Este filme é incrível! São quase 4 horas muito bem aproveitadas. O filme tem um jogo de tempos diferentes (sim, já faziam isso na década de 1980).

Para quem gosta de filmes de mafiosos, é imperdível!

Curiosidade:

1) Sergio Leone levou 11 anos para começar a concretizar seu projeto pessoal (este filme).

2) O esboço do roteiro - feito pela equipe de roteiristas a partir do livro "The Hood" tinha 200 páginas. O roteiro desenvolvido (que não era ainda o final) tinha 400 páginas.

3) O livro que inspirou o filme foi escrito por um ex-gangster que havia s etornado informante da polícia. (Do wikipedia com fonte: Hughes, Howard. Crime Wave:The Filmgoers' guide to the great crime movies. pp.156-157).

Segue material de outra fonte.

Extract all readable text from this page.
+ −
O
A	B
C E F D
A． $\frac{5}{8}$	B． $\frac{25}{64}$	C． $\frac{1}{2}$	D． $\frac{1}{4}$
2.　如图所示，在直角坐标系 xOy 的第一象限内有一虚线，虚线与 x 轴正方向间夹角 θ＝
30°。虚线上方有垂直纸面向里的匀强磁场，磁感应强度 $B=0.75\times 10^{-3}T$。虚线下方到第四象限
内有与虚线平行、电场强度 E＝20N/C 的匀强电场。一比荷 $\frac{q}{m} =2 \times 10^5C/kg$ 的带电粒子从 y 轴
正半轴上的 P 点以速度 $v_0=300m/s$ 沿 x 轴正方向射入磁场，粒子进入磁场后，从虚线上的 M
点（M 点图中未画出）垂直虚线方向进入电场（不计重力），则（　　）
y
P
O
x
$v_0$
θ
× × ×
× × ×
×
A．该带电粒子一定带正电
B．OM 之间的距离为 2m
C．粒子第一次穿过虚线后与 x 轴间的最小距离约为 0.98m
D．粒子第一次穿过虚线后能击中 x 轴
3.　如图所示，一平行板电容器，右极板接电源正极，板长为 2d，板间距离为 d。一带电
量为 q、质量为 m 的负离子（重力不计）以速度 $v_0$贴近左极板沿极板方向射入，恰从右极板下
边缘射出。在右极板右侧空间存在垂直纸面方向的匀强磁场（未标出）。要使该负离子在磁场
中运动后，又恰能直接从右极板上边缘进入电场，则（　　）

4) O filme foi lançado e bem aclamado pela crítica no Festival de Berlim em 1984.

Porém, os estúdios optaram por fazer uma "versão comercial" do filme para o lançamento nos EUA: tiraram os bem-estruturados e planejados flashbacks e cortaram cerca de 90 minutos de um filme que cada cena é imnportantíssima para o enredo e para a nossa emoção.

Esse foi o último filme de Sérgio Leone... dizem que ele não fez mais por desgosto.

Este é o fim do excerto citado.